Did you know that some women even led in the medieval church? Priests administering the sacraments were only one part of the medieval religious experience. From real women serving as women religious (nuns, anchoresses, beguines, etc.) to stories about powerful female saints, women flood the medieval religious landscape. A late medieval priest named John Mirk wrote about many women in his popular collection of sermons. His description of the conversion of Mary Magdalene rings with words familiar to my evangelical ears. “But no word spoke she that men might hear, save in her heart she cried out to Christ for mercy, and made a vow to him that she would never trespass no more. Then had Christ compassion on her and cleansed her….and forgave all her guilt of sin.” Just as in the sinner’s prayer, Jesus saved Mary Magdalene from her sins, and her conversion came from a personal encounter with Christ.  Her repentance was so sincere that her life was transformed. Mirk notes that when the “disciples fled away from (Jesus) for dread of death, she left him never.” Her faithfulness allowed her to be the first to see the risen Christ and, for medieval Christians, Mary Magdalene became the apostle to the apostles. She became a powerful preacher through who “all the land was turned to the Christian faith.”  Her authority was even blessed by Peter.

Yet, despite the reality of women preaching and teaching throughout Christian history, many modern evangelicals continue to find women preaching uncomfortable. Just read Denny Burk’s initial response to my forthcoming book The Making of Biblical Womanhood: How the Subjugation of Women Became Gospel Truth. While insisting that complementarianism—the teaching that men are divinely ordained to lead and women are divinely ordained to follow—is not part of the gospel, he simultaneously insists that “history has proven that complementarianism is a second order doctrine that frequently implicates first order doctrines.” The belief that women and men are equally called by God to both leadership and submission is, he suggests, dangerous to Christian faith. It leads away from the gospel.  Pointing directly to my book, he writes that an “embrace of egalitarianism goes hand-in-hand with a denial of inerrancy. More and more this embrace goes hand in hand with an affirmation of LGBT. These trajectories are not new. They are well-worn paths that discerning Christians will be wise to avoid and that faithful pastors will lead their flocks away from.”
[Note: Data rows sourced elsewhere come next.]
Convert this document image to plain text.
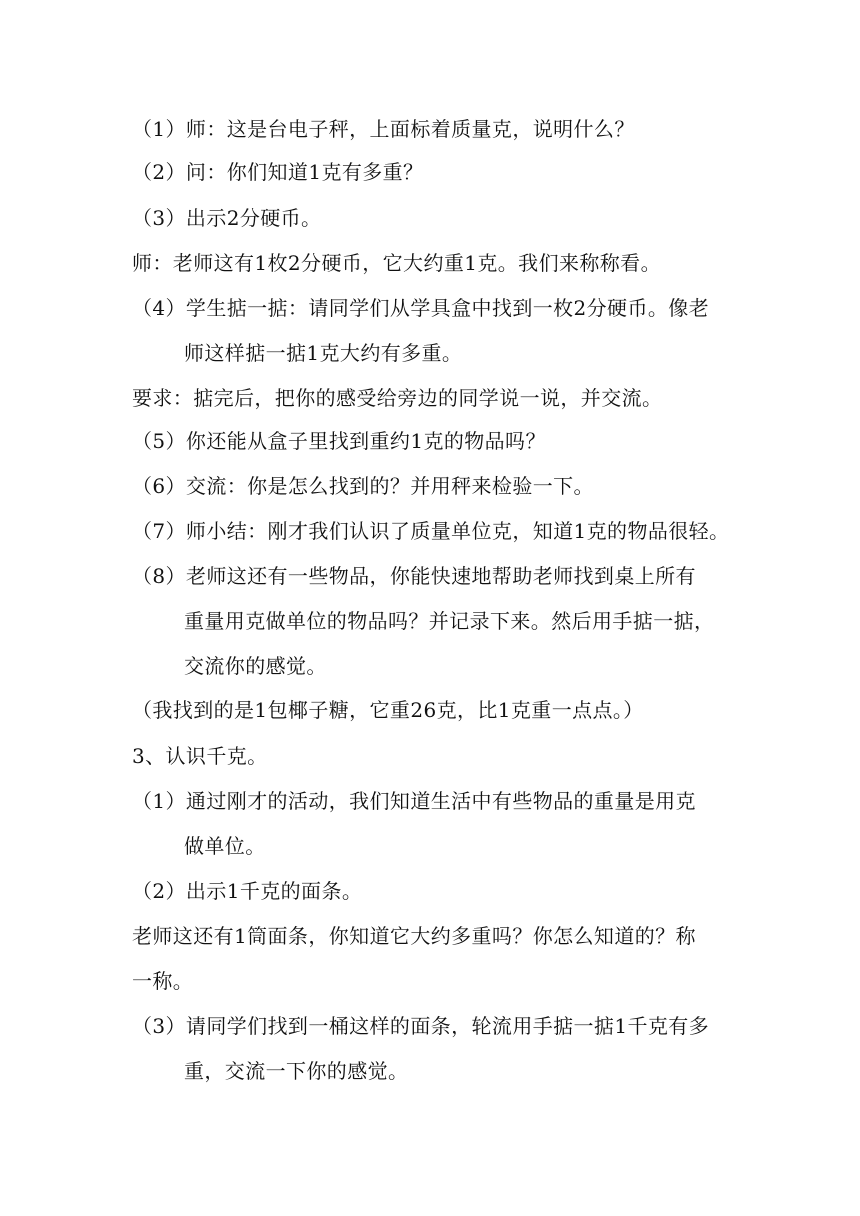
（1）师：这是台电子秤，上面标着质量克，说明什么？
（2）问：你们知道1克有多重？
（3）出示2分硬币。
师：老师这有1枚2分硬币，它大约重1克。我们来称称看。
（4）学生掂一掂：请同学们从学具盒中找到一枚2分硬币。像老
师这样掂一掂1克大约有多重。
要求：掂完后，把你的感受给旁边的同学说一说，并交流。
（5）你还能从盒子里找到重约1克的物品吗？
（6）交流：你是怎么找到的？并用秤来检验一下。
（7）师小结：刚才我们认识了质量单位克，知道1克的物品很轻。
（8）老师这还有一些物品，你能快速地帮助老师找到桌上所有
重量用克做单位的物品吗？并记录下来。然后用手掂一掂，
交流你的感觉。
（我找到的是1包椰子糖，它重26克，比1克重一点点。）
3、认识千克。
（1）通过刚才的活动，我们知道生活中有些物品的重量是用克
做单位。
（2）出示1千克的面条。
老师这还有1筒面条，你知道它大约多重吗？你怎么知道的？称
一称。
（3）请同学们找到一桶这样的面条，轮流用手掂一掂1千克有多
重，交流一下你的感觉。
The discomfort of some of my students in Canterbury Cathedral stemmed from their lack of church experience. Their Christian world was too small. It had not prepared them for an Anglican church service conducted in a medieval cathedral.  Could it be that complementarians like Denny Burk have the same problem? Could their equating of egalitarianism with a lack of discernment and biblical unfaithfulness stem from a too narrow understanding of church history?

Could their Christian world (and world of Christian scholarship) simply be too small?

It strikes me that when medieval Christians heard stories about Mary Magdalene preaching, they heard how she led people to the Gospel instead of away from it. It also strikes me that the voices Burk elevated (in his recent article doubling-down on complementarianism) were all from a small circle of white males connected to The Council for Biblical Manhood and Womanhood. In stark contrast, three of the four voices he dismissed were women.